• African blackwood is the primary material used in the manufacturing of woodwind instruments such as clarinets, oboes, flutes, recorders and bagpipes.
• Between 7,500 and 20,000 trees are felled for musical instruments each year.
• Its fine timber is used for traditional carvings such as those made by the Makonde tribe in Southern Tanzania and Mozambique.
• One of the most expensive timbers in the world.
• Global trade in blackwood is estimated at 150 – 200 cubic metres per year, mostly from Tanzania and Mozambique.
• Approximately 10% of world consumption is in the UK and Eire, by far the greatest proportion of this is used for highland bagpipes in Scotland.
• More timber goes into the construction highland bagpipes than any other blackwood instrument. Four to five times more than for a clarinet or oboe.
• Woodwind instruments are hollow tubes and, as such, around 60% of the timber ends up as dust and chippings on the floor. One company in Europe makes use of this co-product, ground up and bound into a resin to make other instruments.
• As well as these trade names – East African Ebony, ebbehout, ebene de Mocambique, ebenier du Senegal, ebony, grenadill, grenadilla, grenadillo, Mozambique ebony, palisandre de Senegal, schwarzholz, Senegal ebony.

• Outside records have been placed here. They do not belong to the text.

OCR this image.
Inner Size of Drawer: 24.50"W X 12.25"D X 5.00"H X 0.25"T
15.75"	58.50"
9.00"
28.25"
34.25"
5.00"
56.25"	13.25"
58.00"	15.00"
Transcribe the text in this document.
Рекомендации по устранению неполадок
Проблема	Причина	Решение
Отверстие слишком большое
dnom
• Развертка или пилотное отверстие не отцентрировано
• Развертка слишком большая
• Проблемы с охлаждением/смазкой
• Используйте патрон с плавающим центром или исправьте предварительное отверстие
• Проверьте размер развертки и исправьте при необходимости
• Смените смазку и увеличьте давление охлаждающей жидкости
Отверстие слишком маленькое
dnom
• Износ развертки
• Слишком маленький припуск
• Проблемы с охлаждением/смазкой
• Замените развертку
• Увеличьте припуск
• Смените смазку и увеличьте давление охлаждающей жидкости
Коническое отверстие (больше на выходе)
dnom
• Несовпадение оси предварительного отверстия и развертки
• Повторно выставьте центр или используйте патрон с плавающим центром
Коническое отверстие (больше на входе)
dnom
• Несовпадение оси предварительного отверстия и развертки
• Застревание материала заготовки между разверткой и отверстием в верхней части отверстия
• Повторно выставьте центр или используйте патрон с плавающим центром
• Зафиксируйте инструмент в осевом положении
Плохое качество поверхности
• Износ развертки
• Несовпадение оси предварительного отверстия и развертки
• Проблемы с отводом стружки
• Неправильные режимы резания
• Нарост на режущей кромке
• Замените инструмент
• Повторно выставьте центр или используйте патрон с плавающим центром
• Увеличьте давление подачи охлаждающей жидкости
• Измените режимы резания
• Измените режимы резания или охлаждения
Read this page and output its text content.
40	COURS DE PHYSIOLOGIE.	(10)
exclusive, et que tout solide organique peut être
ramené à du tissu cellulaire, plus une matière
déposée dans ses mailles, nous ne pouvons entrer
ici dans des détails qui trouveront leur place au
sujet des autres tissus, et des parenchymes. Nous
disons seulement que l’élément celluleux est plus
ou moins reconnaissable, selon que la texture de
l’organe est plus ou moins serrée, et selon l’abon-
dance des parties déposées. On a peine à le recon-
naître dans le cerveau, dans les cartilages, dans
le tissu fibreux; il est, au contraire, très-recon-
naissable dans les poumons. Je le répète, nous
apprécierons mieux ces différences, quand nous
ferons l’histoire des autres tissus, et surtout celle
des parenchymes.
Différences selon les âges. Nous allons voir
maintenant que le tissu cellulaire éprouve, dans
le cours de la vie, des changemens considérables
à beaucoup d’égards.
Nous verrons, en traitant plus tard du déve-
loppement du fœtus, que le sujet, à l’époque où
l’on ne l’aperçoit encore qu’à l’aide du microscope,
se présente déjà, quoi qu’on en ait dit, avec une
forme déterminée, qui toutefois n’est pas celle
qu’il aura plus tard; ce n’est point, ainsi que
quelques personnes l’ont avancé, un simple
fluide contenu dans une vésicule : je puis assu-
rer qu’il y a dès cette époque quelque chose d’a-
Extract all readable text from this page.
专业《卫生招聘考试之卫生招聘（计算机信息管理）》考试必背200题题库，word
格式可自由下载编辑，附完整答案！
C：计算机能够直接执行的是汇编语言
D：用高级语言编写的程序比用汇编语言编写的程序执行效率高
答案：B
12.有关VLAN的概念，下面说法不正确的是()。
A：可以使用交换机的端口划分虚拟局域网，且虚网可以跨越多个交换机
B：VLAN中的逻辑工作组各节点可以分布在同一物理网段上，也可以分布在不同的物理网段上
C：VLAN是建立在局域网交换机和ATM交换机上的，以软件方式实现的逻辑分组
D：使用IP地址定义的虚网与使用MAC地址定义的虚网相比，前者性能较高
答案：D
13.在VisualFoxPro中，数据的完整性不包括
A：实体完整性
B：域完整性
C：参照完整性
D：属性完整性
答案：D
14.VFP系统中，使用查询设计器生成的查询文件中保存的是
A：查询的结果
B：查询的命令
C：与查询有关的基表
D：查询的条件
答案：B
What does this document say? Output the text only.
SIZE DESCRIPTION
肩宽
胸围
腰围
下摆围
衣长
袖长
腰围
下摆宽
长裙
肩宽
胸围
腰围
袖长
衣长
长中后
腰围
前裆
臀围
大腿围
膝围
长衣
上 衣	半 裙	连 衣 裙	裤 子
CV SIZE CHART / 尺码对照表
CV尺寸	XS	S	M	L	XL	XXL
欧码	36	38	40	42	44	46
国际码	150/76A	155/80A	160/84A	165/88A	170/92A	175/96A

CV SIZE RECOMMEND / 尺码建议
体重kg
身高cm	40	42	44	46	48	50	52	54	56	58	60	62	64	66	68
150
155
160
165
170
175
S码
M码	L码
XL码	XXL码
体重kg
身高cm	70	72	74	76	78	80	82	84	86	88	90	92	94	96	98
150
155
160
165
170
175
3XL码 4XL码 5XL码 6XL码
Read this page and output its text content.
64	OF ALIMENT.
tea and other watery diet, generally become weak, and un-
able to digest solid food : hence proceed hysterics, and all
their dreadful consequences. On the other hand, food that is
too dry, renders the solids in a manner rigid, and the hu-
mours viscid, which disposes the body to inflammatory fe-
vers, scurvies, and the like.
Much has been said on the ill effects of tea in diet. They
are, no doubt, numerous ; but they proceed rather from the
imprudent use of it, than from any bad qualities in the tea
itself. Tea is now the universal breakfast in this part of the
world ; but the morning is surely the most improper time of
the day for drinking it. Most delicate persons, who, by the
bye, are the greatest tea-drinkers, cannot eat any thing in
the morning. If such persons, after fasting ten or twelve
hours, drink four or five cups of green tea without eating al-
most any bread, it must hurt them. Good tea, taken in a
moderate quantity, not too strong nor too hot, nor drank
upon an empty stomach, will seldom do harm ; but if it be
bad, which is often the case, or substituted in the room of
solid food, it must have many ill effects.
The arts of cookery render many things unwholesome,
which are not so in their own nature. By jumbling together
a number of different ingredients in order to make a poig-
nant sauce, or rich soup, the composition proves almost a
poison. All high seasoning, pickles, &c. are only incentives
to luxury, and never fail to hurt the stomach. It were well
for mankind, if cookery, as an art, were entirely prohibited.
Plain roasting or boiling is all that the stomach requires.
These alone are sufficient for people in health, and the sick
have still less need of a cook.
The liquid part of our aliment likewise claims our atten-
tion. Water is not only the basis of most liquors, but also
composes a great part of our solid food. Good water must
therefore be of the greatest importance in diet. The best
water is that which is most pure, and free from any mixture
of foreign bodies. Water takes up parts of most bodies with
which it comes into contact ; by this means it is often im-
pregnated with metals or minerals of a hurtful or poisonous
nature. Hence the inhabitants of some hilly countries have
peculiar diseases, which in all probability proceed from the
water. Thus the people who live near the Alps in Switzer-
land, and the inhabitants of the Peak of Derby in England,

• A large volume of blackwood harvested is wasted at the saw mill when it is made into billets for export to make musical instruments. The amount of wood that is wasted varies between 80 and 95%.
• The best estimates are that it takes between 70 – 100 years to produce a tree of the minimum size of value to a sawmill – around 35cm diameter.
• African blackwood is in the same genus of trees as the rosewoods (Dalbergia sp.), many of which, such as Brazilian rosewood, Indian rosewood, Honduras rosewood and cocobolo, have been highly prized in musical instrument making.
• Like many rosewoods, it has a high oil content, which protects woodwind instruments from the degrading effects of spit and moisture carried in the breath of the player.
• Some locals say the sap burns like petrol. Many don’t use the wood for fires as being full of oils it burns so hot that it damages the pots.
• Although the word ebony is thought to have originally referred to blackwood, today true ebonies trees are in the genus Diospyros.
• African blackwood is amongst the heaviest timbers in the world, those whose extreme density mean that they sink in water.
• African blackwood is one of the strongest woods available. Of 87 timbers assessed in UK instrument making, it holds the top rank for bending strength.
• African blackwood grows in most African countries south of the sahara and has something like 100 different names. Common ones include: ebony, mpingo, mugembe, pau preto, poyi & zebrawood.
• African blackwood has many uses in traditional medicine:
1) In childbirth: During labour mpingo leaves are pounded and used as an antiseptic on the hands of the midwife. Traditionally newborn babies are washed in an infusion or immersed in the smoke of its leaves. For seven days after the birth the baby must also be given one teaspoon of pounded mpingo leaves mixed with cold water to drink. This medicine makes the baby strong, and is believed to prevent any deformities and stop future stomach problems.
2) Relief of menstrual cramps: Pounded blackwood leaves are mixed with cold water and taken a few days prior to the start of a period.
3) Relief of tooth ache: locals chew the bark.
4) Reducing swelling: Leaves are boiled and placed on the affected area.
5) Treating cuts and wounds: the leaves and wood are used to do this.
6) Stomach ache: roots and leaves are used to alleviate stomach pains.